When you start thinking about auto tuning with PBIL I suggest you at least start with the 1.st approach (as I did) because of its speed advantages. You can run more evolutions this will help you to get your PBIL framework stable and you can try different settings for the GA to find a suitable set for you (e.g. for Learning Rates, Elitism, Mutation ...).

But before you even start with chess tuning you should solve simpler problems. I used a small matrix problem for that.  

A B C
D E F
G H I

where possible values for A - I are 0 - 15. The best solution has the sum of rows and columns all as 24. A working framework should find a perfect solution in no time.

+-----------------------------------------------------------------------+
| Generation: 334 / 500       Population: 100         RunTime: 00:00:01 |
| Worker Threads : 1          Best Fitness: 144  (Age: 131)       0 sec |
+-----------------------------------------------------------------------+
| LR: 0.020/2  NLR: 0.000/1   MP/Drift: 0.000 / 0.050                   |
| LR: 0.020/2  NLR: 0.000/1   MP/Drift: 0.000 / 0.050                   |
| Elitism: No                                           Entrop:    0.01 |
+-----------------------------------------------------------------------+
| Fitness (-/o/+): 144/144/144  SD: 0              Convergence: 99.990% |
+-----------------------------------------------------------------------+

DNA:
Row1:  10   8   6
Row2:  11   4   9
Row3:   3  12   9

     PV Distribution of 36 bits   Fitness (mean/max): 144/144
     Convergence:  99.99% (0.000%)     Entropy:   0.01 (-0.000)
     ^
     |                                                 ▄
  20 +                                                 █
     |▄                                                █
     |█                                                █
     |█                                                █
     |█                                                █
   0 +-----+----+----+----+----+----+----+----+----+----+
      0   0.1  0.2  0.3  0.4  0.5  0.6  0.7  0.8  0.9   1


Then to the real stuff. When trying to tune an engine with chess positions the selection of "good" positions is very important. Just picking random positions from strong engine games at long time controls is probably not enough. I actually haven't even tried that because I feared that this is a waste of time. The fitness signal might be very weak. A position where the correct move requires a 20 ply search to be found is not very useful. Either no individual in a generation will find it within its search horizon so it does not help to determine the individual fitness or some engines will announce it as best for the wrong reasons.

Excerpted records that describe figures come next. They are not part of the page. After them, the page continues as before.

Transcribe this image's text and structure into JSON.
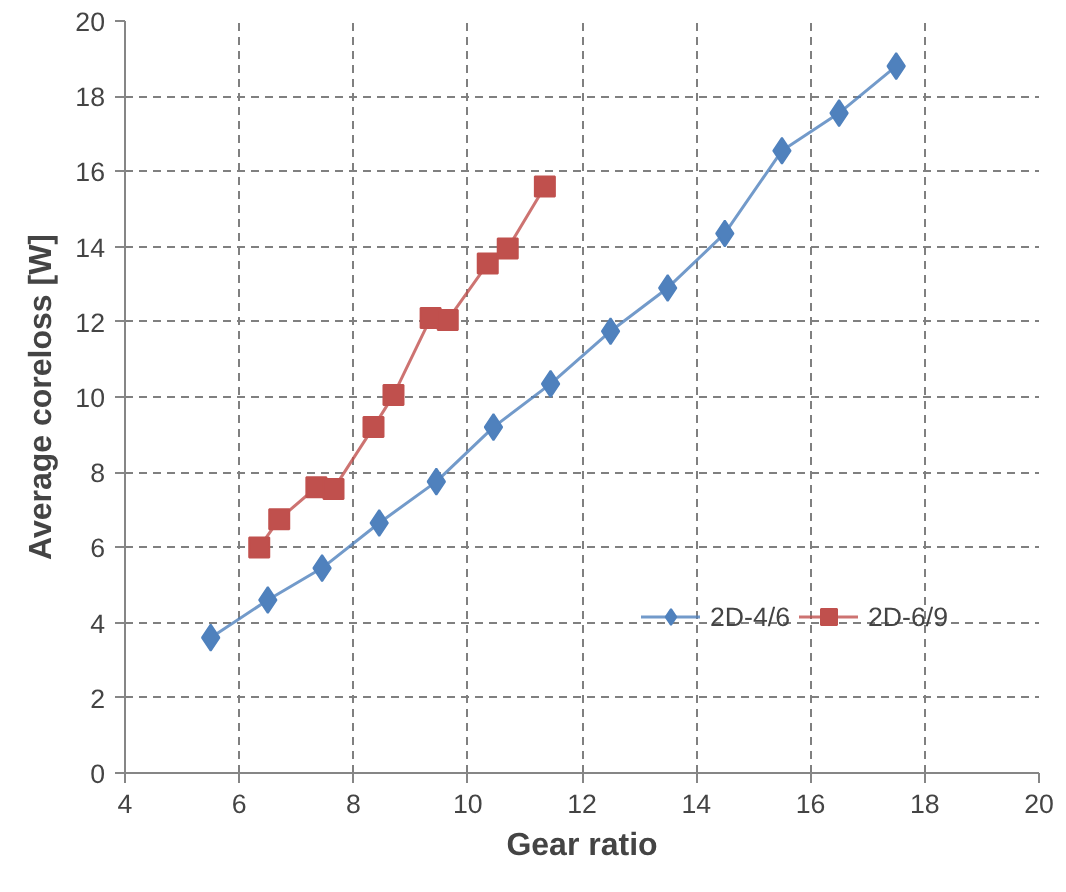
{
  "chart_data": {
    "type": "line",
    "xlabel": "Gear ratio",
    "ylabel": "Average coreloss [W]",
    "xlim": [
      4,
      20
    ],
    "xticks": [
      4,
      6,
      8,
      10,
      12,
      14,
      16,
      18,
      20
    ],
    "ylim": [
      0,
      20
    ],
    "yticks": [
      0,
      2,
      4,
      6,
      8,
      10,
      12,
      14,
      16,
      18,
      20
    ],
    "grid": true,
    "legend": "bottom right",
    "line_style": "solid",
    "series": [
      {
        "name": "2D-4/6",
        "color": "#4f81bd",
        "marker": "diamond",
        "x": [
          5.5,
          6.5,
          7.45,
          8.45,
          9.45,
          10.45,
          11.45,
          12.5,
          13.5,
          14.5,
          15.5,
          16.5,
          17.5
        ],
        "values": [
          3.6,
          4.6,
          5.45,
          6.65,
          7.75,
          9.2,
          10.35,
          11.75,
          12.9,
          14.35,
          16.55,
          17.55,
          18.8
        ]
      },
      {
        "name": "2D-6/9",
        "color": "#c0504d",
        "marker": "square",
        "x": [
          6.35,
          6.7,
          7.35,
          7.65,
          8.35,
          8.7,
          9.35,
          9.65,
          10.35,
          10.7,
          11.35
        ],
        "values": [
          6.0,
          6.75,
          7.6,
          7.55,
          9.2,
          10.05,
          12.1,
          12.05,
          13.55,
          13.95,
          15.6
        ]
      }
    ]
  }
}
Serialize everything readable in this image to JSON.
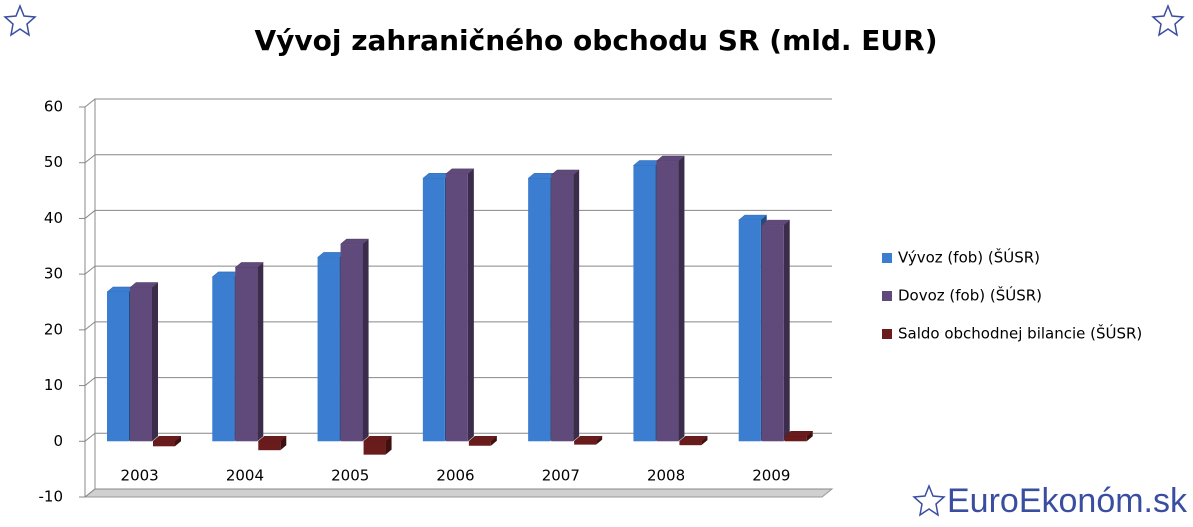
{
  "chart_data": {
    "type": "bar3d",
    "title": "Vývoj zahraničného obchodu SR (mld. EUR)",
    "categories": [
      "2003",
      "2004",
      "2005",
      "2006",
      "2007",
      "2008",
      "2009"
    ],
    "series": [
      {
        "name": "Vývoz (fob) (ŠÚSR)",
        "color": "#3b7dd0",
        "values": [
          26.8,
          29.5,
          33.0,
          47.2,
          47.2,
          49.5,
          39.7
        ]
      },
      {
        "name": "Dovoz (fob)  (ŠÚSR)",
        "color": "#604a7b",
        "values": [
          27.6,
          31.2,
          35.4,
          48.0,
          47.8,
          50.3,
          38.8
        ]
      },
      {
        "name": "Saldo obchodnej bilancie (ŠÚSR)",
        "color": "#6a1b1b",
        "values": [
          -0.9,
          -1.6,
          -2.4,
          -0.8,
          -0.6,
          -0.7,
          0.9
        ]
      }
    ],
    "ylim": [
      -10,
      60
    ],
    "yticks": [
      -10,
      0,
      10,
      20,
      30,
      40,
      50,
      60
    ],
    "grid": true,
    "legend": "right",
    "brand": "EuroEkonóm.sk"
  }
}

For similar reasons also positions with tactical solutions (captures, promotions) are less useful because even engines that have the queen value badly wrong will probably go and capture the queen if possible. So almost all engines will solve that, which also does not help to differentiate them.

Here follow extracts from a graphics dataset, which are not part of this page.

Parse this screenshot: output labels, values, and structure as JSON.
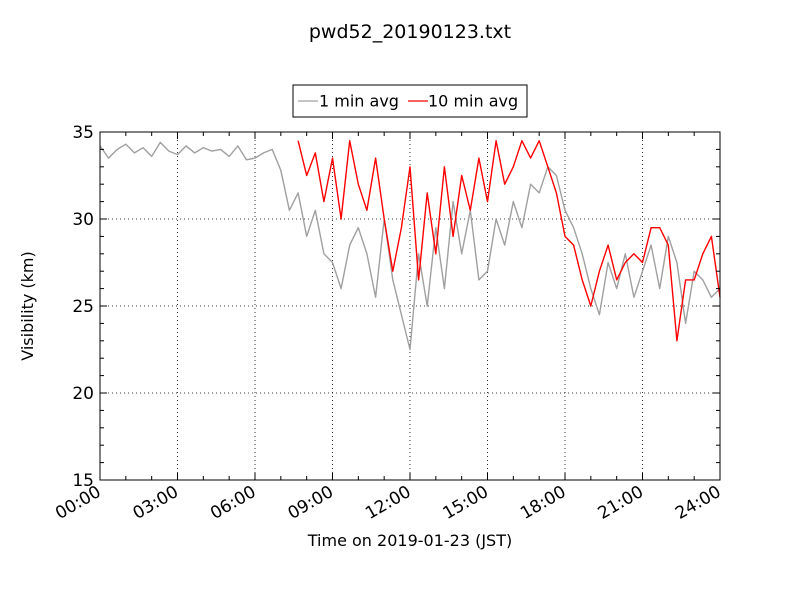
{
  "chart_data": {
    "type": "line",
    "title": "pwd52_20190123.txt",
    "xlabel": "Time on 2019-01-23 (JST)",
    "ylabel": "Visibility (km)",
    "xlim": [
      "00:00",
      "24:00"
    ],
    "ylim": [
      15,
      35
    ],
    "x_ticks": [
      "00:00",
      "03:00",
      "06:00",
      "09:00",
      "12:00",
      "15:00",
      "18:00",
      "21:00",
      "24:00"
    ],
    "y_ticks": [
      15,
      20,
      25,
      30,
      35
    ],
    "grid": true,
    "legend_position": "top-center, above plot",
    "series": [
      {
        "name": "1 min avg",
        "color": "#a0a0a0",
        "x": [
          "00:00",
          "00:20",
          "00:40",
          "01:00",
          "01:20",
          "01:40",
          "02:00",
          "02:20",
          "02:40",
          "03:00",
          "03:20",
          "03:40",
          "04:00",
          "04:20",
          "04:40",
          "05:00",
          "05:20",
          "05:40",
          "06:00",
          "06:20",
          "06:40",
          "07:00",
          "07:20",
          "07:40",
          "08:00",
          "08:20",
          "08:40",
          "09:00",
          "09:20",
          "09:40",
          "10:00",
          "10:20",
          "10:40",
          "11:00",
          "11:20",
          "11:40",
          "12:00",
          "12:20",
          "12:40",
          "13:00",
          "13:20",
          "13:40",
          "14:00",
          "14:20",
          "14:40",
          "15:00",
          "15:20",
          "15:40",
          "16:00",
          "16:20",
          "16:40",
          "17:00",
          "17:20",
          "17:40",
          "18:00",
          "18:20",
          "18:40",
          "19:00",
          "19:20",
          "19:40",
          "20:00",
          "20:20",
          "20:40",
          "21:00",
          "21:20",
          "21:40",
          "22:00",
          "22:20",
          "22:40",
          "23:00",
          "23:20",
          "23:40",
          "24:00"
        ],
        "y": [
          34.2,
          33.5,
          34.0,
          34.3,
          33.8,
          34.1,
          33.6,
          34.4,
          33.9,
          33.7,
          34.2,
          33.8,
          34.1,
          33.9,
          34.0,
          33.6,
          34.2,
          33.4,
          33.5,
          33.8,
          34.0,
          32.8,
          30.5,
          31.5,
          29.0,
          30.5,
          28.0,
          27.5,
          26.0,
          28.5,
          29.5,
          28.0,
          25.5,
          30.0,
          26.5,
          24.5,
          22.5,
          28.0,
          25.0,
          29.5,
          26.0,
          31.0,
          28.0,
          30.5,
          26.5,
          27.0,
          30.0,
          28.5,
          31.0,
          29.5,
          32.0,
          31.5,
          33.0,
          32.5,
          30.5,
          29.5,
          28.0,
          26.0,
          24.5,
          27.5,
          26.0,
          28.0,
          25.5,
          27.0,
          28.5,
          26.0,
          29.0,
          27.5,
          24.0,
          27.0,
          26.5,
          25.5,
          26.0
        ]
      },
      {
        "name": "10 min avg",
        "color": "#ff0000",
        "x": [
          "07:40",
          "08:00",
          "08:20",
          "08:40",
          "09:00",
          "09:20",
          "09:40",
          "10:00",
          "10:20",
          "10:40",
          "11:00",
          "11:20",
          "11:40",
          "12:00",
          "12:20",
          "12:40",
          "13:00",
          "13:20",
          "13:40",
          "14:00",
          "14:20",
          "14:40",
          "15:00",
          "15:20",
          "15:40",
          "16:00",
          "16:20",
          "16:40",
          "17:00",
          "17:20",
          "17:40",
          "18:00",
          "18:20",
          "18:40",
          "19:00",
          "19:20",
          "19:40",
          "20:00",
          "20:20",
          "20:40",
          "21:00",
          "21:20",
          "21:40",
          "22:00",
          "22:20",
          "22:40",
          "23:00",
          "23:20",
          "23:40",
          "24:00"
        ],
        "y": [
          34.5,
          32.5,
          33.8,
          31.0,
          33.5,
          30.0,
          34.5,
          32.0,
          30.5,
          33.5,
          30.0,
          27.0,
          29.5,
          33.0,
          26.5,
          31.5,
          28.0,
          33.0,
          29.0,
          32.5,
          30.5,
          33.5,
          31.0,
          34.5,
          32.0,
          33.0,
          34.5,
          33.5,
          34.5,
          33.0,
          31.5,
          29.0,
          28.5,
          26.5,
          25.0,
          27.0,
          28.5,
          26.5,
          27.5,
          28.0,
          27.5,
          29.5,
          29.5,
          28.5,
          23.0,
          26.5,
          26.5,
          28.0,
          29.0,
          25.5
        ]
      }
    ]
  }
}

Therefore I started with positions from games of strong engines but filtered them. I gave them to Stockfish, Houdini and Kommodo and let those engines perform a very shallow search (depth 1or 2). Only if those strong engines were able to find the best move in I considered the position solvable.
  • Stockfish is the best (fastest) engine for that
  • Houdini 1.5 is a bit slower probably because of some overhead associated with starting a search
  • Kommodo is unstable (once in a while it does not come back with a best move after a "go depth 2" and requires an explicit "stop" command to stop searching)
With those positions the algorithm converged very nicely. I here display the performance of  an evolution with 2500 generations where I used 2000 filtered EPD positions as training data. I attach a link to the used training data in EPD format below in case someone finds it useful.

Probability Convergence of 507 bits towards 0 or 1


EPDs solved per generation in average and from the best individual (no elitism is used)

The Training Data:

2000 positions, verified with Houdini 1.5a

http://www.fam-petzke.de/downloads/TD-SUB-2000.epd

The EPD file also contains the score that Houdini awarded for that position, I saved it for maybe further use, but have not used it so far.